HAHAHA.. "When you wish upon a star...." probably not going to happen. They like their new toys more than they seem to like to fix stuff at times!
Poser OpenGL compatibility used to be showstopper until version 7, where it some cases it could even crash it altogether. Now we have real-time shader node previews, AO and soft shadows straight from previews. In this particular subject, I got spoiled being able to see things in real-time before I render. It's like going back in time when I use DS.
That's an issue in Poser as well when you're using a shader rather than a plain texture map. What you see in preview is not what you see in the final render. I often wondered why both DS and Poser do that, but it must be something to do with the extra nodes you plugin to your materials. Then again, I rarely see textures/materials that are just plain texture/uv maps attached to the Diffuse (and perhaps Specular) node(s).
That is only half-true. It depends on your video card hardware, whether it supports OpenGL 2.0 all the way, half-way, or not at all. Typically, embedded video adapters tend to only support it in software, so it won't work in real-time. Some embedded hardware don't support it at all, no matter what's written in the specification. Some dedicated video cards support it better than others, but Poser has become more tolerant in the recent versions.
I have an NVidia GTX 980 TI and it supports OpenGL all the way, meaning I can see real-time shader nodes in previews, just like they will be in renders. However, my older GTX 470 would just show them as a solid color. So we can't just say that shader nodes won't show in previews - it depends directly on what hardware you have installed, and how it "really" supports OpenGL in hardware. Note the double-quotes, because sometimes they lie about it on the specs. For example, the GTX 470 was claimed to fully support OpenGL in hardware, but in my tests it has failed in more than one level, so no surprises when Poser previews showed as solid black. What happened there was that NVidia forgot to mention that the OpenGL support was only partially implemented in hardware, where part of it was running in software mode.

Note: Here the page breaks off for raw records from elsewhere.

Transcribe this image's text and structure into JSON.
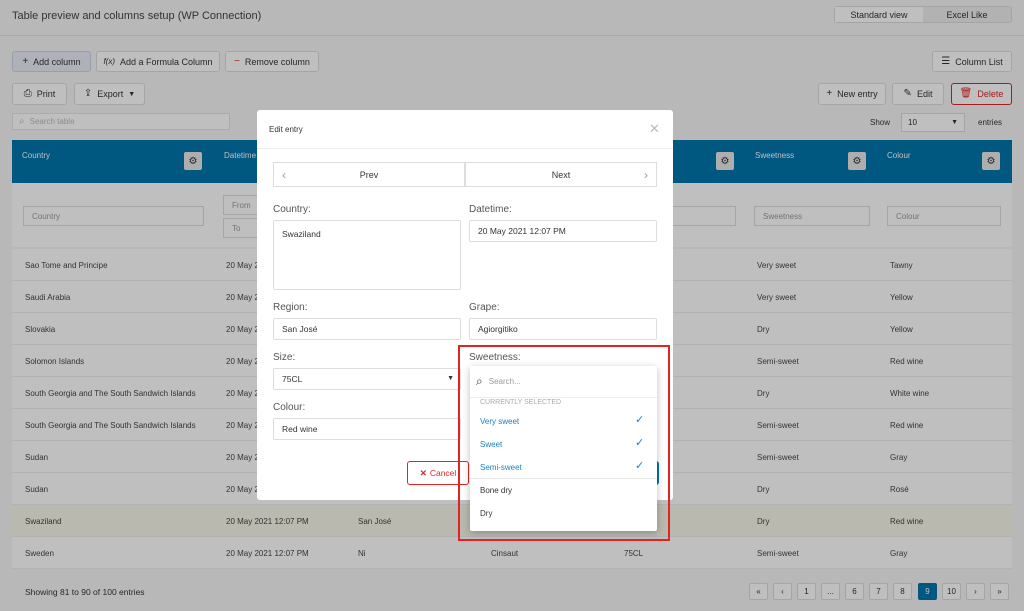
{
  "title": "Table preview and columns setup (WP Connection)",
  "view_toggle": [
    "Standard view",
    "Excel Like"
  ],
  "toolbar": {
    "add_column": "Add column",
    "add_formula": "Add a Formula Column",
    "remove_column": "Remove column",
    "column_list": "Column List",
    "print": "Print",
    "export": "Export",
    "new_entry": "New entry",
    "edit": "Edit",
    "delete": "Delete"
  },
  "search_placeholder": "Search table",
  "show_label": "Show",
  "show_value": "10",
  "entries_label": "entries",
  "columns": [
    "Country",
    "Datetime",
    "Sweetness",
    "Colour"
  ],
  "filters": {
    "country": "Country",
    "from": "From",
    "to": "To",
    "sweetness": "Sweetness",
    "colour": "Colour"
  },
  "rows": [
    {
      "country": "Sao Tome and Principe",
      "datetime": "20 May 2",
      "region": "",
      "grape": "",
      "size": "",
      "sweetness": "Very sweet",
      "colour": "Tawny"
    },
    {
      "country": "Saudi Arabia",
      "datetime": "20 May 2",
      "region": "",
      "grape": "",
      "size": "",
      "sweetness": "Very sweet",
      "colour": "Yellow"
    },
    {
      "country": "Slovakia",
      "datetime": "20 May 2",
      "region": "",
      "grape": "",
      "size": "",
      "sweetness": "Dry",
      "colour": "Yellow"
    },
    {
      "country": "Solomon Islands",
      "datetime": "20 May 2",
      "region": "",
      "grape": "",
      "size": "",
      "sweetness": "Semi-sweet",
      "colour": "Red wine"
    },
    {
      "country": "South Georgia and The South Sandwich Islands",
      "datetime": "20 May 2",
      "region": "",
      "grape": "",
      "size": "",
      "sweetness": "Dry",
      "colour": "White wine"
    },
    {
      "country": "South Georgia and The South Sandwich Islands",
      "datetime": "20 May 2",
      "region": "",
      "grape": "",
      "size": "",
      "sweetness": "Semi-sweet",
      "colour": "Red wine"
    },
    {
      "country": "Sudan",
      "datetime": "20 May 2",
      "region": "",
      "grape": "",
      "size": "",
      "sweetness": "Semi-sweet",
      "colour": "Gray"
    },
    {
      "country": "Sudan",
      "datetime": "20 May 2",
      "region": "",
      "grape": "",
      "size": "",
      "sweetness": "Dry",
      "colour": "Rosé"
    },
    {
      "country": "Swaziland",
      "datetime": "20 May 2021 12:07 PM",
      "region": "San José",
      "grape": "",
      "size": "",
      "sweetness": "Dry",
      "colour": "Red wine"
    },
    {
      "country": "Sweden",
      "datetime": "20 May 2021 12:07 PM",
      "region": "Ni",
      "grape": "Cinsaut",
      "size": "75CL",
      "sweetness": "Semi-sweet",
      "colour": "Gray"
    }
  ],
  "footer": "Showing 81 to 90 of 100 entries",
  "pages": [
    "«",
    "‹",
    "1",
    "...",
    "6",
    "7",
    "8",
    "9",
    "10",
    "›",
    "»"
  ],
  "modal": {
    "title": "Edit entry",
    "prev": "Prev",
    "next": "Next",
    "country_label": "Country:",
    "country_value": "Swaziland",
    "datetime_label": "Datetime:",
    "datetime_value": "20 May 2021 12:07 PM",
    "region_label": "Region:",
    "region_value": "San José",
    "grape_label": "Grape:",
    "grape_value": "Agiorgitiko",
    "size_label": "Size:",
    "size_value": "75CL",
    "sweetness_label": "Sweetness:",
    "colour_label": "Colour:",
    "colour_value": "Red wine",
    "cancel": "Cancel"
  },
  "dropdown": {
    "search_placeholder": "Search...",
    "section": "CURRENTLY SELECTED",
    "selected": [
      "Very sweet",
      "Sweet",
      "Semi-sweet"
    ],
    "other": [
      "Bone dry",
      "Dry"
    ]
  },
  "colors": {
    "header": "#0074ab",
    "highlight": "#e02424",
    "link": "#1a82c4",
    "delete": "#e02424"
  }
}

One reason why OpenGL support is so flaky is because major industry applications will typically rely more on Microsoft DirectX, so hardware accelerated OpenGL is left in 2nd plane. As long as the shader nodes are not too complex, my video card can show the results in hardware accelerated OpenGL in real-time, except for shader nodes that require raytracing, which cannot be displayed without rendering.
DS only supports software-mode OpenGL previews, so it doesn't matter what video adapter you may have. It doesn't support hardware accelerated OpenGL previews.